Fun Fact: the town’s name comes from a character in Fyoder Dostoyevsky’s The Brothers Karamazov.
Marfa’s evolution from railroad water-stop to modern art mecca began in the mid-1980s when the Chinati Foundation opened to the public. More recently, a new generation of artists and entrepreneurs has brought renewed interest and development. That being said, the town retains a mid-20th century charm and almost every destination can be reached on foot or bicycle. Hotel options include Hotel Paisano, built in 1930 and true to that era, or the newly opened Hotel St. George. A word to the wise: if you stay at the latter (where we stayed and we loved it), request a room away from the railroad tracks!
Start the day with breakfast at Do Your Thing or Tumbleweed Laundry – a café and laundromat. Thus fortified, you can head in any direction and come upon unique shops, art galleries or just funky photo ops.
One of my favorites shops is Cast+ Crew (above) with its eclectic collection of mid-century furniture and 21st century design.
Literally around the corner, Cobra Rock Boot Company is a must-see, even if you can’t or won’t buy their exquisite hand-made boots.
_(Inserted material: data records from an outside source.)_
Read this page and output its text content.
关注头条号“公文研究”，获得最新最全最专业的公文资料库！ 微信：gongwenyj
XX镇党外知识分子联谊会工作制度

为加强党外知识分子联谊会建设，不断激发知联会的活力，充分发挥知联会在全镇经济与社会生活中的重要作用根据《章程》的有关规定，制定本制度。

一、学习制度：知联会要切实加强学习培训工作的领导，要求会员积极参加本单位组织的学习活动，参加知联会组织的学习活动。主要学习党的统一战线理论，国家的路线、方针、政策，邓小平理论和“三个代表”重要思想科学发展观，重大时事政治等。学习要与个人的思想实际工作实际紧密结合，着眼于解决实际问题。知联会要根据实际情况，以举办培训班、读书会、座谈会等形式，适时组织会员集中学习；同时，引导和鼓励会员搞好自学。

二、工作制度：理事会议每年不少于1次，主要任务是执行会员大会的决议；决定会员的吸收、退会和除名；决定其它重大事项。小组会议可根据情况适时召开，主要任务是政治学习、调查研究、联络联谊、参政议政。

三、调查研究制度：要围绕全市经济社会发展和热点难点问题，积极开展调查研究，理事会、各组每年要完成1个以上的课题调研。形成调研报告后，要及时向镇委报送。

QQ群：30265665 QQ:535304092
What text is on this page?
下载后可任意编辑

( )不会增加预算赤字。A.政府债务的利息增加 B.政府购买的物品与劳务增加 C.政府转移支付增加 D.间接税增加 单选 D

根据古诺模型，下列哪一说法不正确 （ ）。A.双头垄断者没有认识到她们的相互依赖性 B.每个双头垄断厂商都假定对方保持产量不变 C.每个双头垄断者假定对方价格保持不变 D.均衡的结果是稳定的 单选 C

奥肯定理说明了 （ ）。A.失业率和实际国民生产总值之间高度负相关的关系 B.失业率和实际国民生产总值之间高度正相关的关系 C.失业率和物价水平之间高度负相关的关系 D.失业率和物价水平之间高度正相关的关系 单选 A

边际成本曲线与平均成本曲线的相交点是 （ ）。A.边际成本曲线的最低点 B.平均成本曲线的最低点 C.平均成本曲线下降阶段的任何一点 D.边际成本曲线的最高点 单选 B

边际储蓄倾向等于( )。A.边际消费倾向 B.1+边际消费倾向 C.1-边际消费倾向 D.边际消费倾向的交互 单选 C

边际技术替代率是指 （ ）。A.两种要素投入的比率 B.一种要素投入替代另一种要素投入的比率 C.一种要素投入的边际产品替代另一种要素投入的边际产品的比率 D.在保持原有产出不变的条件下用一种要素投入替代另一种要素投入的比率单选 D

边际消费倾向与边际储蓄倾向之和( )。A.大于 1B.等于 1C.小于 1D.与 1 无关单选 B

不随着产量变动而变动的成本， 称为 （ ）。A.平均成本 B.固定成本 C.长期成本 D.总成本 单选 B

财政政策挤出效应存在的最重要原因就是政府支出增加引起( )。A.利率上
Meanwhile, in addition to the bold-name art installations, there are several more intimate galleries right in the middle of town.
Marfa Contemporary is housed in a former gas station. The collective offers rotating exhibits, classes for adults and children free of charge, and artists-in-residence programs. Ballroom Marfa has a terrific exhibition program and they are responsible for Prada Marfa, actually located in Valentine. This may be one of the most photographed spots in West Texas.I spent hours in the Marfa Book Company (inside the Hotel St. George) They have great art and art-related books as well as a terrific selection of lithographs, monoprints, and ceramics by local artists.I could have eaten lunch every day (except Monday or Tuesday when they are closed) at Food Shark and they now serve dinner behind the truck at FoodSharkLand. My husband was enamored of the vintage cars that formed a wall/art installation out front. We had excellent meals at Stellina and Cochineal. Make your reservations well ahead for dinner as these two restaurants are in tremendous demand.
Lastly, ride a bike (Marfa has a bike share program) or drive around the outskirts of town to take in the fabulous landscape, if possible in the early morning or late afternoon. It will be one of the highlights of your trip.